The inspectors determined that initial corrective actions effectively addressed the immediate safety concerns; and the corrective actions specified in the root cause evaluation effectively addressed the root and contributing causes of the issue. The inspectors found the completed and proposed corrective actions to be reasonable with regard to addressing the performance deficiencies identified with this issue.

b. Prioritization of corrective actions:

Entergys implementation of the immediate corrective actions were successful in mitigating a recurrence of this condition prior to the root cause investigation being completed. Corrective measures taken or planned as a result of the RCE were appropriately prioritized.

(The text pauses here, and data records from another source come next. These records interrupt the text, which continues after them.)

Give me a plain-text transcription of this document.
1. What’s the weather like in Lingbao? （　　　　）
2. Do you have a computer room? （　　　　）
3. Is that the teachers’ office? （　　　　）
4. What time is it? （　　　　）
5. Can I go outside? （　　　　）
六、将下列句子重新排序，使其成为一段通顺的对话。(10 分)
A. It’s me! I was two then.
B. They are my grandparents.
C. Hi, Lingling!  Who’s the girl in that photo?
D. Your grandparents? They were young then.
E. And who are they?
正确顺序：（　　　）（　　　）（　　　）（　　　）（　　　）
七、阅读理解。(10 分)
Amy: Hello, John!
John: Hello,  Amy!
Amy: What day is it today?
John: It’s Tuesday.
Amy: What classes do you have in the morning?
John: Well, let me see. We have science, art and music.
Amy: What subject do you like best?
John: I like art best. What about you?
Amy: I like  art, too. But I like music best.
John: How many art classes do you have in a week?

All corrective actions within the licensees control were implemented prior to resuming radioactive shipments with the potential for DRP contamination.

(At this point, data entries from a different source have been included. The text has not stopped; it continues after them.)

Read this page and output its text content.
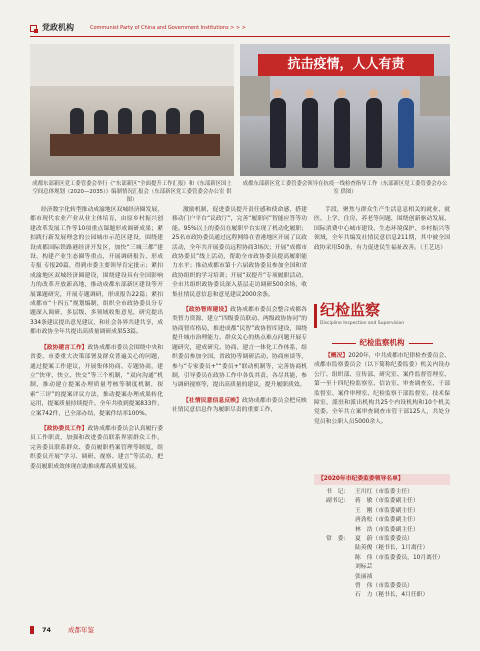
党政机构	Communist Party of China and Government Institutions > > >
抗击疫情，人人有责
成都东部新区党工委管委会举行《“东部新区”全面提升工作汇报》和《东部新区国土空间总体规划（2020—2035）》编制情况汇报会（东部新区党工委管委会办公室 供图）
成都东部新区党工委管委会领导在抗疫一线检查指导工作（东部新区党工委管委会办公室 供图）

经济数字化转型推动成渝地区双城经济圈发展，都市现代农业产业从业主体培育，由原乡村振兴创建改革发展工作等10项重点课题形成调研成果；紧扣践行新发展理念的公园城市示范区建设，围绕建设成都国际铁路港经济开发区，加快“三城三都”建设、构建产业生态圈等重点，开展调研报告、形成专报 专报20篇，得到市委主要领导肯定批示；紧扣成渝地区双城经济圈建设，围绕建设具有全国影响力的改革开放新高地，推动成都东部新区建设等开展课题研究，开展专题调研，形成报告22篇；紧扣成都市“十四五”规划编制，组织全市政协委员分专题深入调研，多层级、多领域收集意见，研究提出334条建议提出意见建议，和社会各界共建共享，成都市政协全年共提出高质量调研成果53篇。

【政协建言工作】政协成都市委员会围绕中央和省委、市委重大决策部署及群众普遍关心的问题，通过提案工作建议，开展集体协商、专题协商，建立“快审、快立、快交”等三个机制，“双向沟通”机制，推动建立提案办理质量考核等制度机制，探索“三评”的提案评议方法，推动提案办理成果转化运用，提案质量持续提升。全年共收到提案833件，立案742件，已全部办结，提案件结率100%。

【政协委员工作】政协成都市委员会认真履行委员工作职责，加强和改进委员联系界别群众工作，完善委员联系群众、委员履职档案管理等制度，组织委员开展“学习、调研、视察、建言”等活动，把委员履职成效体现在助推成都高质量发展。

激励机制，促进委员提升责任感和使命感，搭建移动门户平台“议政厅”，完善“履职问”智能应答等功能。95%以上的委员在履职平台实现了机动化履职；25名市政协委员通过远程网络在香港地区开展了议政活动，全年共开展委员远程协商3场次；开展“成都市政协委员”线上活动，帮助全市政协委员提高履职能力水平；推动成都市第十六届政协委员参加全国和省政协组织的学习培训；开展“双提升”专项履职活动，全市共组织政协委员深入基层走访调研500余场，收集社情民意信息和意见建议2000余条。

【政协智库建设】政协成都市委员会整合成都各类智力资源，建立“四级委员联动、两级政协协同”的协商智库格局，推进成都“民智”政协智库建设，围绕提升城市治理能力、群众关心的热点难点问题开展专题研究，建成研究、协商、建言一体化工作体系，组织委员参加全国、省政协等调研活动、协商座谈等，参与“专家委员+”“委员+”联动机制等，完善协商机制，引导委员在政协工作中各负其责、各尽其能，参与调研视察等，提出高质量的建议，提升履职质效。

【社情民意信息反映】政协成都市委员会把反映社情民意信息作为履职尽责的重要工作，

手段，聚焦与群众生产生活息息相关的就业、就医、上学、住房、养老等问题，围绕创新驱动发展、国际消费中心城市建设、生态环境保护、乡村振兴等领域，全年共编发社情民意信息211期，其中被全国政协采用50条，有力促进民生福祉改善。（王艺达）

纪检监察
Discipline Inspection and Supervision
纪检监察机构

【概况】2020年，中共成都市纪律检查委员会、成都市监察委员会（以下简称纪委监委）机关内设办公厅、组织部、宣传部、研究室、案件监督管理室、第一至十四纪检监察室、信访室、审查调查室、干部监督室、案件审理室、纪检监察干部监督室、技术保障室，派驻和派出机构共25个内设机构和10个机关党委。全年共立案审查调查市管干部125人，共处分党员和公职人员5000余人。

【2020年市纪委监委领导名单】
书　记： 王川红（市监委主任）
副书记： 蒋　敏（市监委副主任）
王　刚（市监委副主任）
唐劲松（市监委副主任）
林　浩（市监委副主任）
常　委： 夏　蔚（市监委委员）
陆英俊（秘书长，1月离任）
陈　伟（市监委委员，10月离任）
刘标芸
张丽祯
曾　伟（市监委委员）
石　力（秘书长，4月任职）
74	成都年鉴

c. Establishment of schedule for implementing and completing the corrective actions:

Entergys corrective actions and proposed corrective action plan provided dates for completion of corrective actions described in their root cause evaluation. The inspectors reviewed the schedule and determined that most corrective actions have been completed. Remaining corrective actions are those that require action on the part of equipment vendors. Notwithstanding, the engineered solutions devised by the licensee, appear effective methods to prevent recurrence. The inspectors considered the schedule for completing remaining corrective actions was appropriate.

d. Establishment of quantitative and qualitative measures of success for determining the effectiveness of the corrective actions to prevent recurrence:

The inspectors determined that the root cause evaluation included actions with regard to effectiveness reviews for completed and proposed corrective actions. The actions consisted of a snapshot self-assessment completed in June 2007, which reviewed the previous 9 months of radioactive material shipments to evaluate the effectiveness of the corrective actions, with no recurrence observed. In addition, Entergy Corporate also performed an effectiveness review of this event to evaluate the response of the equipment vendor to ensure adequate precautions were taken in utilizing the vendors fuel pool cleanout equipment at other Entergy facilities. The inspectors concluded that Entergys actions for determining the effectiveness of their corrective actions were of broad scope and reasonable.

03 MANAGEMENT MEETINGS

Exit Meeting Summary

The results of this inspection were discussed with Mr. N. Rademacher and other members of their staff at the conclusion of the inspection on July 12, 2007. The meeting was considered a Regulatory Performance Meeting in accordance with Manual Chapter 0305, Operating Reactor Assessment Program, and focused on discussion involving the performance deficiencies associated with the issue and proposed corrective actions.

No proprietary information was discussed.

ATTACHMENT

SUPPLEMENTAL INFORMATION

KEY POINTS OF CONTACT

Entergy Personnel

J. Dreyfuss, Director of Nuclear Safety
J. Geyster, Acting Radiation Protection Manager
D. Mannai, Licensing Manager
N. Rademacher, Director of Engineering
M. VanDale, Radiation protection Supervisor, Radwaste
S. Wender, Radiation Protection Manager

LIST OF ITEMS OPENED, CLOSED, AND DISCUSSED

Closed

05000271/2006011-01 FIN Radioactive Material Shipment Package Dose Rate Exceeded.